I probably grew up with the word “health” crossing my ears almost every day. It is one word that became too common to bother checking my dictionary for the meaning. Being a person from a non-medical professional background, I understood health provision services to be the responsibility of medical professionals. As such, I felt so isolated from the health field and never realized that health is a diverse field in which every person has a role to play. Thanks to Global Health Corp (GHC), I finally took a moment to consult my dictionary for the definition of health.

When I read the GHC ad in one of our local newspapers for the first time, something was unique to me. I realized throughout their text, the word “equity” came after “health.” I paused for a moment and I asked myself whether the word health has been changed to health equity or maybe at this point I needed to check my dictionary for the definitions of “health,” “equity,” and “health equity.”
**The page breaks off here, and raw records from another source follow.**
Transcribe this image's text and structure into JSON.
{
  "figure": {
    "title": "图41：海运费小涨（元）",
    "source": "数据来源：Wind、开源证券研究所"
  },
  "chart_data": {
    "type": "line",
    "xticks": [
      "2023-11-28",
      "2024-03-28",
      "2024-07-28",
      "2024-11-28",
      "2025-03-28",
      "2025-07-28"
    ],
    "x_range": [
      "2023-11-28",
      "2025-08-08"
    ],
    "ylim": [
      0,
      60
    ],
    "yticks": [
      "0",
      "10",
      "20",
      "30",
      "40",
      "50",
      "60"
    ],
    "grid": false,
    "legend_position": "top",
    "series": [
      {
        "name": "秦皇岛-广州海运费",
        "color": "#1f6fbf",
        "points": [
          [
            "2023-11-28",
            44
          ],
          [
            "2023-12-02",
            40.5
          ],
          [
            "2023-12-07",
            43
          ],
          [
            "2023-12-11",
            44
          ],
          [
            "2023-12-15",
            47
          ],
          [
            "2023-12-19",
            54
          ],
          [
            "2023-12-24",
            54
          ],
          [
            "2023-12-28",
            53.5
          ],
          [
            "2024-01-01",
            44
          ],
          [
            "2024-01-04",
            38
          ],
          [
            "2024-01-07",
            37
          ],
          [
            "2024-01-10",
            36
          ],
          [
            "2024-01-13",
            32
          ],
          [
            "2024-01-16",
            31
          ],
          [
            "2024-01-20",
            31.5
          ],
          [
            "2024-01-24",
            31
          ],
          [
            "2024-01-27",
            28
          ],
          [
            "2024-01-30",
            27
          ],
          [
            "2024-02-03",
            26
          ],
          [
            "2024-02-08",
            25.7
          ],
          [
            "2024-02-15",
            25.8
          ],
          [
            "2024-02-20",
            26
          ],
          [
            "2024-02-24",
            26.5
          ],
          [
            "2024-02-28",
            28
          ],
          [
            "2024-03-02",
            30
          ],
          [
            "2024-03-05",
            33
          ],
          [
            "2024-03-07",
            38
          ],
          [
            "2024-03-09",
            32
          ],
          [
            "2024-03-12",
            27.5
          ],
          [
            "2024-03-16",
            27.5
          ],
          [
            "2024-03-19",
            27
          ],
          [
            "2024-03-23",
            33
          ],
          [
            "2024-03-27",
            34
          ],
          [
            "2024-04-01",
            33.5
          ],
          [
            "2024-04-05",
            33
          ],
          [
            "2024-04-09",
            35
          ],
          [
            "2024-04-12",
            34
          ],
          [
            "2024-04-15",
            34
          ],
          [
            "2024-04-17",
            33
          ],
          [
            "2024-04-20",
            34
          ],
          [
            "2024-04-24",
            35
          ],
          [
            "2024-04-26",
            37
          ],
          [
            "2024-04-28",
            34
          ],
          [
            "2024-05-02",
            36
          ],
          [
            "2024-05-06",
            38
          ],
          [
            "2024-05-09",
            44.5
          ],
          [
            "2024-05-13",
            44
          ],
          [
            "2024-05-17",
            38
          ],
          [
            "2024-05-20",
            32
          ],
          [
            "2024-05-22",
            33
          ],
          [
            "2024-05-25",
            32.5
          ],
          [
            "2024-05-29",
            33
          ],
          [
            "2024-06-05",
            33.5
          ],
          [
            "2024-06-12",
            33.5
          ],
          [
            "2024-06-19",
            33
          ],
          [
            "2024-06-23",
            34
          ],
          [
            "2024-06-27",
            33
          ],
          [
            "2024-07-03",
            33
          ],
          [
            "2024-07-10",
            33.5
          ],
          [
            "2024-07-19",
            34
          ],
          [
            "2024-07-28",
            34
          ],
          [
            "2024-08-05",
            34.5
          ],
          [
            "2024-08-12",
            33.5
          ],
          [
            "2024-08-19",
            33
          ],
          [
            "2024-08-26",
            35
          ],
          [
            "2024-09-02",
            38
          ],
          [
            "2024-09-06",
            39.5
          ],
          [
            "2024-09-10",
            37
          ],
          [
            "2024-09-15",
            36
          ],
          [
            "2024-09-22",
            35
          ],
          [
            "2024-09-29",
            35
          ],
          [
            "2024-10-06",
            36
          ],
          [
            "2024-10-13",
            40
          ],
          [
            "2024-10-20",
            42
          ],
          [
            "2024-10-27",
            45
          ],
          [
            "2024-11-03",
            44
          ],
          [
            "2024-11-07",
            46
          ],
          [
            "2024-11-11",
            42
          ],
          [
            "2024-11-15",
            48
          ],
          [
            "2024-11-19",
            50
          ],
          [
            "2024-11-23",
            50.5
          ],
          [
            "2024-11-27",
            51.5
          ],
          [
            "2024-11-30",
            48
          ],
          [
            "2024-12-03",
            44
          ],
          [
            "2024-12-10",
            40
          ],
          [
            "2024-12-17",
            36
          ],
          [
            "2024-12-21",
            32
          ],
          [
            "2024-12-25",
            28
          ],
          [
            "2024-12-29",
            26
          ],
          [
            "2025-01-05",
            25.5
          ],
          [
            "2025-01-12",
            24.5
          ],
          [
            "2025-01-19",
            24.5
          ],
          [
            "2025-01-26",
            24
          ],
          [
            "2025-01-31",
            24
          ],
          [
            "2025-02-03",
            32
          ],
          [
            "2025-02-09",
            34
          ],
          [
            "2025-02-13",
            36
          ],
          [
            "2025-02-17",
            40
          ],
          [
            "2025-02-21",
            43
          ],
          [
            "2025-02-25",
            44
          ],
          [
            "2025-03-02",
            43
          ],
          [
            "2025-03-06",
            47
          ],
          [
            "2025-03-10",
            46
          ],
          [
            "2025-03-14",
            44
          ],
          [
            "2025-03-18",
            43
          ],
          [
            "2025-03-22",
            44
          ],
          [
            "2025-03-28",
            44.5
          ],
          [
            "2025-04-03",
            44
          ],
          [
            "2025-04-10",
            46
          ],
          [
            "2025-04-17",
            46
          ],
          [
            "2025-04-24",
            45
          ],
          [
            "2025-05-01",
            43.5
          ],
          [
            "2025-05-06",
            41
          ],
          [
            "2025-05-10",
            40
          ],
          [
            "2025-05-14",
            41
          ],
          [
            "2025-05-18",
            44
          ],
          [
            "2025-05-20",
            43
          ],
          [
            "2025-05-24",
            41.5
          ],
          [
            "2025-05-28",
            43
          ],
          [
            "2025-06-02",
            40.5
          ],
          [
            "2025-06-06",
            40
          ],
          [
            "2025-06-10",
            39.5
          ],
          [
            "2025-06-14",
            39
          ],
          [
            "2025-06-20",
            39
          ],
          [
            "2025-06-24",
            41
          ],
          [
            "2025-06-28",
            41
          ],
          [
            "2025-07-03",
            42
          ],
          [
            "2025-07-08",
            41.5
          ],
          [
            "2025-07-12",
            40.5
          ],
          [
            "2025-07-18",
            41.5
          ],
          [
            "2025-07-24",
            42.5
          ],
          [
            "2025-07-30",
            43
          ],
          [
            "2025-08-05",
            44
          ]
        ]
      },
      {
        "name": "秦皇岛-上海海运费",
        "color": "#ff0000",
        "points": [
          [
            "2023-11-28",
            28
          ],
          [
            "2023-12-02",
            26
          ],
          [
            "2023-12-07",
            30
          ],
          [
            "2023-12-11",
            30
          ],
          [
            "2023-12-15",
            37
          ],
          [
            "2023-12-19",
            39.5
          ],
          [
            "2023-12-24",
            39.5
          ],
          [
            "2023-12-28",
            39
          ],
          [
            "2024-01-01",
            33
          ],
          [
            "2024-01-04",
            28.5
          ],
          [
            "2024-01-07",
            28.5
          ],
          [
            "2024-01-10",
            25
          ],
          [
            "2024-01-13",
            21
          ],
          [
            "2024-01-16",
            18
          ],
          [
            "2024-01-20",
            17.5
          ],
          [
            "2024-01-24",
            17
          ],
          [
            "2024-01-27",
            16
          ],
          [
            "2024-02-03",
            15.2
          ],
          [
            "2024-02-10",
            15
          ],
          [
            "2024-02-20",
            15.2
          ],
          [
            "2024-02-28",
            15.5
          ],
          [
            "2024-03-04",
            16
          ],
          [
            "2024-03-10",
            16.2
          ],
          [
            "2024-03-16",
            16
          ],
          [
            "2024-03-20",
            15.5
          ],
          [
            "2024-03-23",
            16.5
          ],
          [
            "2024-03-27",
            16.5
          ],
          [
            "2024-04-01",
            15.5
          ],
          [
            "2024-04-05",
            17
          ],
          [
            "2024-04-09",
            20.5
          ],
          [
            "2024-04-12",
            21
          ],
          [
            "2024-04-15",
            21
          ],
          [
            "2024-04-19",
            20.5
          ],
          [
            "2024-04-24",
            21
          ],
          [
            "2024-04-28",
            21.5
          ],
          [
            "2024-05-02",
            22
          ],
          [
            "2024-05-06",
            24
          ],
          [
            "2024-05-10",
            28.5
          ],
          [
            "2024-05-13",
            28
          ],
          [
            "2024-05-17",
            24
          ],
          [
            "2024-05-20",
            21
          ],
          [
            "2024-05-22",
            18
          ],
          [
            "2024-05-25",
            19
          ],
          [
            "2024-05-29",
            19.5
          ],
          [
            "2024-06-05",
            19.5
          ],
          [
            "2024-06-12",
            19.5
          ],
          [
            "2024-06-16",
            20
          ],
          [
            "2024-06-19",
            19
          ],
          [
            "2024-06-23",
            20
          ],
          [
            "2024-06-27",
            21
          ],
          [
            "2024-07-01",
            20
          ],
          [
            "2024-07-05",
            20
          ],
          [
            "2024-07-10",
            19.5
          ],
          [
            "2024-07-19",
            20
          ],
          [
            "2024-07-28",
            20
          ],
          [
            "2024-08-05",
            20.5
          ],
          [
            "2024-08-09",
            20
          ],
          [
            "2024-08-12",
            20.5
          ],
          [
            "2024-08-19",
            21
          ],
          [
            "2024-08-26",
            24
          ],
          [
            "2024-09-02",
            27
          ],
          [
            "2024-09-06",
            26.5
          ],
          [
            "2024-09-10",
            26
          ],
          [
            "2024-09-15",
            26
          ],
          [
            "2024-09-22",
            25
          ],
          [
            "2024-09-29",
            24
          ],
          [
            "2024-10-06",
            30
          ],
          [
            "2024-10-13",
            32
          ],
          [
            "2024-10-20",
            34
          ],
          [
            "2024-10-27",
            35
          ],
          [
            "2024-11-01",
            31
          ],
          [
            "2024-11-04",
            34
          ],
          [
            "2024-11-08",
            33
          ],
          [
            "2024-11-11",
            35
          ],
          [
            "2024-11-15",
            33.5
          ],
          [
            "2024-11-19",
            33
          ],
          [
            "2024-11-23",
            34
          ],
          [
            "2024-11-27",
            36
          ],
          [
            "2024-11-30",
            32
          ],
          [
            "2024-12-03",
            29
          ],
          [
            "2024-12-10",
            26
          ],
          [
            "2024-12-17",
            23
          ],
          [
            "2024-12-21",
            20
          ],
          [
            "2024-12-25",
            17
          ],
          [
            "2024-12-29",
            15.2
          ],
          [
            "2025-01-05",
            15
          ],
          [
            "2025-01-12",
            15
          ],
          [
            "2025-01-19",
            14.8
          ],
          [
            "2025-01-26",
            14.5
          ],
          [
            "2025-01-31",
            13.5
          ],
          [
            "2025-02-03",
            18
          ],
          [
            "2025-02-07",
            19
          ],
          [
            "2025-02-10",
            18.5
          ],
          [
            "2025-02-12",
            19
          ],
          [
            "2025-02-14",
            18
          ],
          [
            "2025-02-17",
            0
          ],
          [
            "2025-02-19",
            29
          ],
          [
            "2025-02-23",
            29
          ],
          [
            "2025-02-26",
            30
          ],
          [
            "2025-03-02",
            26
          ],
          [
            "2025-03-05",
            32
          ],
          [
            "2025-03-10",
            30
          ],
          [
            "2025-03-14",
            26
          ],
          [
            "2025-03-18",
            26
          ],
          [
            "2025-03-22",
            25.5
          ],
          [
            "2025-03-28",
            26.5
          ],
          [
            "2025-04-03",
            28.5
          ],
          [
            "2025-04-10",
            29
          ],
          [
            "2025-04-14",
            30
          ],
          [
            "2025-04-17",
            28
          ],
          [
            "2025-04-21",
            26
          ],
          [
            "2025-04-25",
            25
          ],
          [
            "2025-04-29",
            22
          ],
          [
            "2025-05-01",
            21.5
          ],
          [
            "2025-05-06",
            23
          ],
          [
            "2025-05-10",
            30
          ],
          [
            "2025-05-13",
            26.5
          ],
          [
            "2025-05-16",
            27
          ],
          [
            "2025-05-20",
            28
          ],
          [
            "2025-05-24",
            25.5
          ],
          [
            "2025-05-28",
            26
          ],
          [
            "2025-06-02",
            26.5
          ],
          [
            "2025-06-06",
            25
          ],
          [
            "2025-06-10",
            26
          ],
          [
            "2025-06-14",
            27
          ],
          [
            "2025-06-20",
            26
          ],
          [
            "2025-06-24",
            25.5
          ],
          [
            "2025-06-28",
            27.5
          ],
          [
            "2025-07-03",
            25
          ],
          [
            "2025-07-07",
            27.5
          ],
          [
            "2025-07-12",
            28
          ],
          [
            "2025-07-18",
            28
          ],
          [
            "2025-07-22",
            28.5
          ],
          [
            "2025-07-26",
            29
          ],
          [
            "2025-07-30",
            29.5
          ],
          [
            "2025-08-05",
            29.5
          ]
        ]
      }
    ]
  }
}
As I now get to work in health, I realize people working this field need to be impact driven much more than people working in other fields because in health, we want to save human lives. And since we want to save a life, our impact would never be defined beyond magnitudes of lives saved. At this point, as an advocate in health, I have made sense of why the word health should be accompanied by “global” and “equity.”

Now as a GHC Fellow working on National Cervical Cancer Prevention Programme in a low resource country where the demand for the “Screen and Treat” services are too huge to define eligibility, coupled with high HIV and AIDS levels across age groups, I never forget in my everyday work the mantra that “Health is a human right.” Our “Screen and Treat” approach provides equal access to screening services to all women regardless of their social or economic status. Now this is “health equity” and “health as a human right” at play. However, considering the high demand for the service, it drives me to rethink the health equity concept and link it to achieving maximum impact.

Impact in our case is reduced mortality by cervical cancer, which drives my passion for identifying who in our target group is at high risk of contracting cervical cancer. It is well known that HIV and AIDS infected women are at high risk while their utilization of the screening services has significantly decreased from programme inception. HIV positive women prioritize ART services, which makes them visit health centers regularly. Accessing a cervical cancer screening requires making an appointment at the health center, which is not feasible for HIV positive women. Thus, the majority would prefer to access a screening service on the same day they came for ART service.

As much as we are able to screen large numbers of women on a daily basis, the percentage of HIV positive clients is decreasing, resulting in a reduced number of clients who test VIA positive. This calls for the need to develop an internal strategic system that prioritizes coverage of this subgroup without inducing stigma. That way, we will have increased coverage of the most vulnerable groups, and therefore increase VIA positive tests and treatment, reduce long-term mortality, and increase our impact. And now contextualizing my belief that health is a human right to my current job, humans with high risk of contracting the disease deserve priority of access to screening and treatment services. If we increased access of the service to the most vulnerable target populations, would that mean equity? I have no greater motivation during my fellowship than my passion for promoting equity of access to screening services for vulnerable groups, maximizing our impact. As one of many activities during my yearlong fellowship, I have given my particular attention to sites doing well in this area. I document their practice, make necessary modifications, pilot a standardized practice, and, if it succeeds, introduce and reinforce it at all sites.

Women queuing for screening services at Adult Infectious Disease Center, University Teaching Hospital.